Il me faut être clair, l’amitié réciproque qu’il nous plait de cultiver à notre rythme avec Jo a beaucoup joué dans la fascination qu’au fil du temps j’ai pu nourrir pour ce nouvel objet cinématographique.
Et c’était bien là le risque.
En un sens j’ai le vice du jeu dans la peau, il y avait du pari dans mon approche.
Oui mais voila il y a un Hic aussi et même plusieurs..
Des différents journaux qui se présentent quotidiennement ou hebdomadairement dans ma boite aux lettres il y a :
Libération (à qui je pardonne sans difficulté le virage éditorial en matière Politique, vu que je prends toujours plaisir à lire ceux avec qui je suis en désaccord, mais...) à qui, et je leur ai écris, je ne pardonnerai jamais d’avoir supprimé l’excellente chronique quotidienne de Jean-Pierre Mercier.
Également le Canard Enchainé dont je me suis séparé pendant de longues années considérant qu’ils sont loin d’avoir les fesses propres dans le suicide de Pierre Beregovoy, je m’en souviens bien.
On peut dire que ces 2 journaux, ainsi que Le Monde dont la consultation quotidienne électronique au moins partielle m’apparait nécessaire mais également Télérama, que je ne lis jamais n’étant pas un Catholique très pratiquant, n’y sont pas allés de main morte et c’est un euphémisme.

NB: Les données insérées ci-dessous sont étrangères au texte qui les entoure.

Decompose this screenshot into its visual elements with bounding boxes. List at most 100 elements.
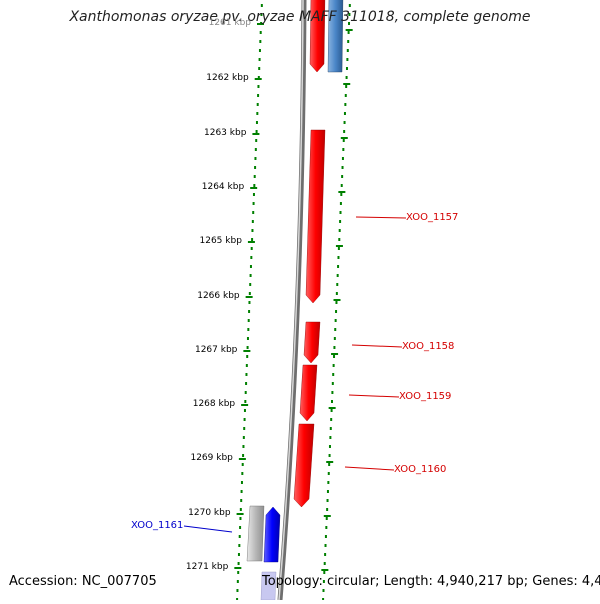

J’ai appris en revanche à la lecture de leurs chroniques chlorhydriques sur « Le tournoi » un nouveau concept celui de Teen-Movie.
Ces deux termes ne posent aucun pb de compréhension, et l’aspect Teen ne m’effraie pas du tout vu que que je viens à peine de sortir du spectre temporel que ce mot recouvre.
Je ne savais pas en revanche qu’existait ce créneau en tant que tel comme catégorie du « Cinéma » !!!
J’ai forcément rapidement percuté et réagit ensuite exactement comme Orouet :
Pour un joueur d’échecs lambda, a fortiori un joueur régulier ayant quelques tournois sérieux à son actif il était plus qu’important qu’un certain nombre de situations irréelles n’apparaissent. Good job Jo. On peut toujours j’imagine discuter au détail mais le contrat est rempli. C’était je crois le principal écueil à éviter.
Après c’est un film et pas un documentaire (et c’est précisément ici qu’à mon avis beaucoup de critiques acerbes commettent le contre-sens dans l’analyse).
Et c’est à cette nuance que le film devient un film qui pourrait faire date.
C’est au fond une métaphore à multiple facettes du monde des échecs qui en dit autant sur ses membres que sur l’état d’une génération.
Les clichés ? Mais bien sur qu’il y en a, un paquet même ! Et Élodie Namer a de mon point de vue l’intelligence cinématographique de les prendre, de les regarder de les intégrer et finalement de les « rendre », précisément, cinématographique.
Le rapport aux mômes plutôt doués dans le milieu échiquéen ? La réalisatrice s’empêche même de filmer la scène que j’attendais, celle de Cal giflant sans s’excuser le Picatchou à roulettes. Elle s’empêche de filmer également les comportements pénibles des pères de pseudo génies qui sont à domicile partout dans les tournois et reniflent la névrose à plein nez. La leur ou celle, à venir, de leur progéniture ...
De cela elle doit être remerciée. En revanche le film, sans être dans le documentaire donc, rend bien LA QUESTION délicate qui plus ou moins en ronge beaucoup : quid de la précocité aux échecs ?
Le lien Intelligence/Echecs ? Élodie Namer ne tombe pas dans le panneau et cela sans éluder ce que l’on pressent bien comme étant le soubassement de vanités si fréquentes et si pathétiques.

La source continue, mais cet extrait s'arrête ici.